Henry Stickmin & Reginald Copperbottom - The Henry Stickmin Collection
🪞 Familiar Stranger
💔 Collapse (in some universes)
I was first introduced to Henry Stickmin through a random YouTube recommendation of Markiplier’s playthrough of Stealing the Diamond. What seemed like just another stickman flash game at first—slapstick chaos, improbable heists, and over 300 unique and whimsical Fails—turned out to hide a surprising Photon contrast: the relationship between Henry himself and Reginald Copperbottom, leader of the Toppat Clan.
Their cultural coding is explicit. Henry, though (mostly) a silent protagonist, is unmistakably American: reactive, improvisational, pragmatic to the point of absurdity. He embodies the everyman criminal, stumbling into bigger and bigger roles by sheer nerve and the random items the player throws his way. Reginald, meanwhile, is British-coded to the core: smooth accent, aristocratic posture, and an air of theatrical scheming. Even the Collection’s character bios spell it out—Henry hails from the US, Reginald from the UK.

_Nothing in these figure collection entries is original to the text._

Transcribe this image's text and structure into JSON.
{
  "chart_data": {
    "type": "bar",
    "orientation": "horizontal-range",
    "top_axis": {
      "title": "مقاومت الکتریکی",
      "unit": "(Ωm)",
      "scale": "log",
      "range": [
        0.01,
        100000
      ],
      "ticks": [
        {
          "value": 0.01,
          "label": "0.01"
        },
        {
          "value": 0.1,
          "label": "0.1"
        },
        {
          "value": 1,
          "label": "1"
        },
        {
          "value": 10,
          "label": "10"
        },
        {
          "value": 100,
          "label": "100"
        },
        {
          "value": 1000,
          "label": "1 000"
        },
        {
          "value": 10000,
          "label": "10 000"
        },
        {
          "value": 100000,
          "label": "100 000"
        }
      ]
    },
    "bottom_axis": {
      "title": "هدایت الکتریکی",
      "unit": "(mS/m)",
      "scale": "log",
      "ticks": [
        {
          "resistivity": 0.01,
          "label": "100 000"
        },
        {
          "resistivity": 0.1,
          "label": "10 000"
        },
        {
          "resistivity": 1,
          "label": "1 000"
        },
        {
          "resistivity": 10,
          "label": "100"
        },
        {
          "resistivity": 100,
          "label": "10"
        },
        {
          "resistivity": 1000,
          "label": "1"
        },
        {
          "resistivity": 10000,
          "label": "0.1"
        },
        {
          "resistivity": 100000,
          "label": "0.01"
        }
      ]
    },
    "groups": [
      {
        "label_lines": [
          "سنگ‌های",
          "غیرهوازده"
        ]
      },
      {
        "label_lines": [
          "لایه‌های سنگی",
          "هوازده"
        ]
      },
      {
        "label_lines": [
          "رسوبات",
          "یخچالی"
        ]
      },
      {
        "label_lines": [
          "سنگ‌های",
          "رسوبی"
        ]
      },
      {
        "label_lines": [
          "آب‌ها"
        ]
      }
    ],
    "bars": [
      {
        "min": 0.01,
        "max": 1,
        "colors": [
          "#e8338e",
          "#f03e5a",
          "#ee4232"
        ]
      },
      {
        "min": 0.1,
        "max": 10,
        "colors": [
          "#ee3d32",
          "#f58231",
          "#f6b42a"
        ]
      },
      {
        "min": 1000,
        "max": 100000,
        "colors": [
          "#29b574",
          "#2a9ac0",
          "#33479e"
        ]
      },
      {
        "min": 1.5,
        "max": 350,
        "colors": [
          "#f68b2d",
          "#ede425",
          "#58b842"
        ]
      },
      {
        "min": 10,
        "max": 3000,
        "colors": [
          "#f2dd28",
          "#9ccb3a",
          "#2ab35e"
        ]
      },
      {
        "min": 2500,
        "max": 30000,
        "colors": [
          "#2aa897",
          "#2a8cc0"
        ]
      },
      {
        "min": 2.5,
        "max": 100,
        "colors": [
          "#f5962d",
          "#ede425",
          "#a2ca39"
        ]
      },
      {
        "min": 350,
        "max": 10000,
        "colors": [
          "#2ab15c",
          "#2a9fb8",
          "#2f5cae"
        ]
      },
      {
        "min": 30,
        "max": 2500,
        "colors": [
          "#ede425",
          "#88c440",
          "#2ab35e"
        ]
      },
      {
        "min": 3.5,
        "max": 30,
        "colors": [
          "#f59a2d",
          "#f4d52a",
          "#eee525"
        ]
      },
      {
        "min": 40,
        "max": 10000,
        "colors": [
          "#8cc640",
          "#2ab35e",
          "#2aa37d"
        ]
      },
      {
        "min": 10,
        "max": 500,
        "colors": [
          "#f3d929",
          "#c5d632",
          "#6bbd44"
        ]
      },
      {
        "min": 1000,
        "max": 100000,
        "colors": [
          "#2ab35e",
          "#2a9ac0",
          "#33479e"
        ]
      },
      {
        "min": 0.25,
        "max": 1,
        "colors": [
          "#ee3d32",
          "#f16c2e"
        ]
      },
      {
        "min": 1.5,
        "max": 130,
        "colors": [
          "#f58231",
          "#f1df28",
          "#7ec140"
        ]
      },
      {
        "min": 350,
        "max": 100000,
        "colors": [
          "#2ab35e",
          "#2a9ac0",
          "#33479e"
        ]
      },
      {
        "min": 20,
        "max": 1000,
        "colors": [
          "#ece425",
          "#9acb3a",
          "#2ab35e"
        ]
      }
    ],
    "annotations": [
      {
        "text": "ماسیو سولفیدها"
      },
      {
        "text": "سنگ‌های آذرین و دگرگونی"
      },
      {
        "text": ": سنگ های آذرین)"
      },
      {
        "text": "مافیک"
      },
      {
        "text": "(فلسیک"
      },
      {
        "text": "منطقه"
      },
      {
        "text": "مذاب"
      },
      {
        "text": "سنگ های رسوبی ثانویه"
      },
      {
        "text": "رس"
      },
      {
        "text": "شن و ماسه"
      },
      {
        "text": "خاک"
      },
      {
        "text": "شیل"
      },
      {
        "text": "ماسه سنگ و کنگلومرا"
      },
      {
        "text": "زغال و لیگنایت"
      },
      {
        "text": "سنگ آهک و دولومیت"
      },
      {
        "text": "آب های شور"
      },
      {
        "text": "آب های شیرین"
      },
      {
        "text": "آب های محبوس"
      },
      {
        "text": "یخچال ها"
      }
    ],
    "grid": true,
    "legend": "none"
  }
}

What makes this Transatlantic Drift so interesting is that it can play out across many different orbits:
In some timelines, Henry becomes Reginald’s unlikely ally, then successor, blending reckless improvisation with refined syndicate legacy.
In others, betrayal wins out. Henry sides with Charles and the Government, or loots the Toppat’s riches for himself. Or Reginald betrays Henry first—only for Henry to survive and avenge the attempt. These arcs Collapse in flames.
The richness of this Photon entry isn’t just in Henry vs. Reginald—it’s in how the secondary characters shift the balance. Right Hand Man, fiercely loyal to Reginald, becomes either Henry’s greatest nemesis or a reluctant partner depending on the branch, anchoring the British-coded side of the divide. Ellie Rose, by contrast, is another American criminal who shifts the story towards camaraderie, rebellion, and player-defined justice—if Henry chooses to rescue her from The Wall.
Together, these characters act like gravitational pulls. Depending on your choices, they either reinforce the Drift (dragging Henry deeper into British-coded structures) or fracture it (helping him break free).
That’s what makes Henry & Reginald so compelling as a Photon pair: their contrast doesn’t resolve in one neat arc, but splinters into possibilities. Can American improvisation and British refinement coexist in the same criminal empire? Or is betrayal inevitable? The game’s branching paths let you explore both answers—and possibly even unlock a hidden multiverse arc that lampshades the existence of that whole trope.
In the end, the slapstick disguises something deeper: a cultural clash refracted through choice. Every Fail, every ending, is just another way of asking what happens when these universes collide.